Continua havendo uma significativa
diferença entre a inflação esperada no horizonte relevante (2023) pelo BC e a
dos investidores, algo que já foi interpretado pelo BC como diferença de
expectativas para os preços do petróleo, entre outros fatores, mas que pode ser
entendido principalmente como descolamento das expectativas inflacionárias.
A decisão do Copom foi então de, diante da
persistência da inflação e de já ter feito um dos maiores ajustes monetários
recentes, de 11,25 pontos percentuais, recorrer à manutenção dos juros em
terreno contracionista por mais tempo, ao mesmo tempo em que aumentou o juro
terminal do ciclo, para 13,5% ou 13,75% - sua indicação de ajuste de 0,25 ou
0,5 ponto percentual na próxima reunião. No entanto, o BC não cravou que este
será o ponto estacionário dos juros, embora seja seu desejo, como aponta a
retirada da expressão “extensão do ciclo” para qualificar o próximo ajuste.

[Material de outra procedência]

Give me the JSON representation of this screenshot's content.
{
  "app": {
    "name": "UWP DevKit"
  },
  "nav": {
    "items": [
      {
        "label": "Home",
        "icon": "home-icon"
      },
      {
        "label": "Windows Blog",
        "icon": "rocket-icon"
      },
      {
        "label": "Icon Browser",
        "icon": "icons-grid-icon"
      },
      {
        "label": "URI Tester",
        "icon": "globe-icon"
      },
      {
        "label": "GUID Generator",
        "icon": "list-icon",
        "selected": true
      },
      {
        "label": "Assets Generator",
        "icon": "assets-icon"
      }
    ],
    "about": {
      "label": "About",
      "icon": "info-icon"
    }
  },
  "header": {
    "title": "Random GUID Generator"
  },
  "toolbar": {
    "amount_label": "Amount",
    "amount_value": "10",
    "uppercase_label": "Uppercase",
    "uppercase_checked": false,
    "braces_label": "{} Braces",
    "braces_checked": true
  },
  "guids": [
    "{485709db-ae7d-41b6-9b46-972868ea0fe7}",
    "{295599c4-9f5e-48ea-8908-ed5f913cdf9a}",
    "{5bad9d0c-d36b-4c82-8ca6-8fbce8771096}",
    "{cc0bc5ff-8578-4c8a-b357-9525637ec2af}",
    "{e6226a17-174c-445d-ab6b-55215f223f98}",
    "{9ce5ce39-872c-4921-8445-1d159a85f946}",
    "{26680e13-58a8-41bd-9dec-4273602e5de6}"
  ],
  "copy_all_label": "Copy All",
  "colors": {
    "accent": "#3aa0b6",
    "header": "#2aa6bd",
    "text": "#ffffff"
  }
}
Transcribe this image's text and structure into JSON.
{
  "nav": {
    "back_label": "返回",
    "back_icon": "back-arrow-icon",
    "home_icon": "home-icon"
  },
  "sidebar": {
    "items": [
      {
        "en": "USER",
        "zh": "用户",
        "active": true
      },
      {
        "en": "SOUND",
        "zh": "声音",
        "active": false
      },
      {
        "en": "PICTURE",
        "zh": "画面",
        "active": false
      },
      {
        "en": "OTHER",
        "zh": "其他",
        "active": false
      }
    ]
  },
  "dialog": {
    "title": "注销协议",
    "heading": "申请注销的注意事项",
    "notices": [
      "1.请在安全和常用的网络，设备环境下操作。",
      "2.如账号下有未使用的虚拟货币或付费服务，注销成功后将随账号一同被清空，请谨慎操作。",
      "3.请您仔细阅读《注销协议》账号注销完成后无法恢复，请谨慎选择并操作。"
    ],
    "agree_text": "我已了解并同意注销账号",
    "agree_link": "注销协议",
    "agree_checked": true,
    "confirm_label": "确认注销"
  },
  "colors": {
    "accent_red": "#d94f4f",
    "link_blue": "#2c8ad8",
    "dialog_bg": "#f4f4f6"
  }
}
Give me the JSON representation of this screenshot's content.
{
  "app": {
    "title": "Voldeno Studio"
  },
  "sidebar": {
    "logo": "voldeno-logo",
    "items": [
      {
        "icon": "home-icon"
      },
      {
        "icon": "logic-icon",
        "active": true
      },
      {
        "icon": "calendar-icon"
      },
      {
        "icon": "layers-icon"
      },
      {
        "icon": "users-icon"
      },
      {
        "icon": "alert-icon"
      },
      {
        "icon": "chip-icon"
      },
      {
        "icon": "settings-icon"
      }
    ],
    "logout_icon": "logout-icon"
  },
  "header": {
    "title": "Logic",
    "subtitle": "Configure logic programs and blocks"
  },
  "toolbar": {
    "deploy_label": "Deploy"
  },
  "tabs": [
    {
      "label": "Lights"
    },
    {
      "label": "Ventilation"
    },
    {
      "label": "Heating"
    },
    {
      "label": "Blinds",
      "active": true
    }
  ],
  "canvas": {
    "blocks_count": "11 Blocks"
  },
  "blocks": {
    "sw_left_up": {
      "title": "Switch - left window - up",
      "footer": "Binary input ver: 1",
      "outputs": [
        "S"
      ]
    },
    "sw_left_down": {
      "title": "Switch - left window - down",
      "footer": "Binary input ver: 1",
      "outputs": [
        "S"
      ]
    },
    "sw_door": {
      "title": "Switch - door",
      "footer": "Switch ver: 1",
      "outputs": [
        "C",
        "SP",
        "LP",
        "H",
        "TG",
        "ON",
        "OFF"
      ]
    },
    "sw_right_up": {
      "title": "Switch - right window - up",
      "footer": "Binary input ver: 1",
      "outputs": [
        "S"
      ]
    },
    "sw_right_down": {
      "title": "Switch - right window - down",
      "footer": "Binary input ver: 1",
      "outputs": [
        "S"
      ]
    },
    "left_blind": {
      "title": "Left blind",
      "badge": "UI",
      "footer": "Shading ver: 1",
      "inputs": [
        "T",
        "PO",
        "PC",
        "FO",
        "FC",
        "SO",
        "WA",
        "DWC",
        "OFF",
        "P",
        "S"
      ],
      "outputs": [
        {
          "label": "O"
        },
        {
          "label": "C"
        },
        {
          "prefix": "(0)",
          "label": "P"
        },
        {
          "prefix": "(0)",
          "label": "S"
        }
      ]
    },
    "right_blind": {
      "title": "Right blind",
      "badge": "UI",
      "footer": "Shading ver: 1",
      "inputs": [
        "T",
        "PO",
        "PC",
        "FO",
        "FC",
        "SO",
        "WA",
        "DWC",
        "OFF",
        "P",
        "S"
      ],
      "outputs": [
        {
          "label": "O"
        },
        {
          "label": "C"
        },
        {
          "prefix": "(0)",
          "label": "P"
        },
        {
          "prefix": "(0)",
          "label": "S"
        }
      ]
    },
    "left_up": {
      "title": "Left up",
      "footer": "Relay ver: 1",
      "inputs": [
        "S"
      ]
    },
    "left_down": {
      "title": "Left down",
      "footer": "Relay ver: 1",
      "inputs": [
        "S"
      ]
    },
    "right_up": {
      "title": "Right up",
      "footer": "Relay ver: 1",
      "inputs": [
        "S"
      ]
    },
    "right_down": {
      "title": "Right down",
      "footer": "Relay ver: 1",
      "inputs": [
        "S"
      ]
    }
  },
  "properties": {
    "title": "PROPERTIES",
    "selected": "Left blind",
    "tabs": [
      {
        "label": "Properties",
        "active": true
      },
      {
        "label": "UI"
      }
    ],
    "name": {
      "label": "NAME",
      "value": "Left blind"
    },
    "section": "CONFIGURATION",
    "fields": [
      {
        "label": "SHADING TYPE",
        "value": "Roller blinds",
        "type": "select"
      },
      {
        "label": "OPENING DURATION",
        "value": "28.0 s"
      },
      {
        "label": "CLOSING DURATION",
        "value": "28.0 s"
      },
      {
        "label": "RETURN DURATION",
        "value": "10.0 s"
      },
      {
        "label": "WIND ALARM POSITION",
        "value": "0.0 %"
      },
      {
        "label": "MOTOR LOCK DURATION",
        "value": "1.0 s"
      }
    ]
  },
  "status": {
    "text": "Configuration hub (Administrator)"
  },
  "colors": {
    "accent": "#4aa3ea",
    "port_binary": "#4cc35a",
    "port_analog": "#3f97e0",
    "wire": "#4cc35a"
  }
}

O balanço de riscos continua simétrico,
apesar de o crescimento estar acima do esperado, o que não ajuda o esforço de
conter a inflação, de as incertezas fiscais permanecerem e medidas que tragam
“sustentação da demanda agregada” irem na rota contrária da política monetária,
podendo trazer “risco de alta para o cenário inflacionário”.
No entanto, o BC adicionou novos
ingredientes que para ele aumentam as chances de reversão da inflação não muito
adiante. Alguns são conhecidos, como a ação retardada dos aumentos de juros,
que ainda não se fizeram sentir e, na economia, a recuperação plena dos serviços
propiciada pelo arrefecimento da pandemia, que deixará de impulsionar mais
aumentos da demanda no segundo semestre. No entanto, o BC acrescentou mais
linhas e parágrafos relevantes sobre o cenário externo.
Na ata anterior, equilibravam-se a
deterioração do ambiente global por pressões inflacionárias e a reorganização
das cadeias de produção, cujas consequências a longo prazo poderiam trazer mais
inflação, por um lado, e aperto da política monetária que provoca desaceleração
global, por outro. Ela apontava que o ajuste dos juros nos países desenvolvidos
ainda deixava as taxas nominais em campo expansionista.
Agora, algo mudou. A “reprecificação” da
política monetária, com aumento da aversão ao risco e piora das condições
financeiras, rebaixou as perspectivas de crescimento global, com consequências
importantes para o trabalho do BC. Antes a ata apontava que havia grandes
incertezas sobre a evolução dos preços das commodities, com “possibilidade de
reversão” desses preços em moeda local. O BC agora deu ênfase, em novo
parágrafo (número 9) aos efeitos da desaceleração global sobre a economia
doméstica. O “contexto de desaceleração”, aponta a ata, favorece a reversão dos
preços das commodities, ainda que “parcial observado nos últimos trimestres”.
Há uma presunção implícita de que o recuo
das commodities que acompanhará o esfriamento global será maior que eventual
valorização do dólar em relação ao real, que possivelmente oscilará mais,
agora, diante da bagunça fiscal e das eleições de outubro. Os próximos meses
dirão se essa esperança foi ou não vã, o que justifica o modo de espera do BC,
composto de “incertezas acima do usual” e “cautela adicional”.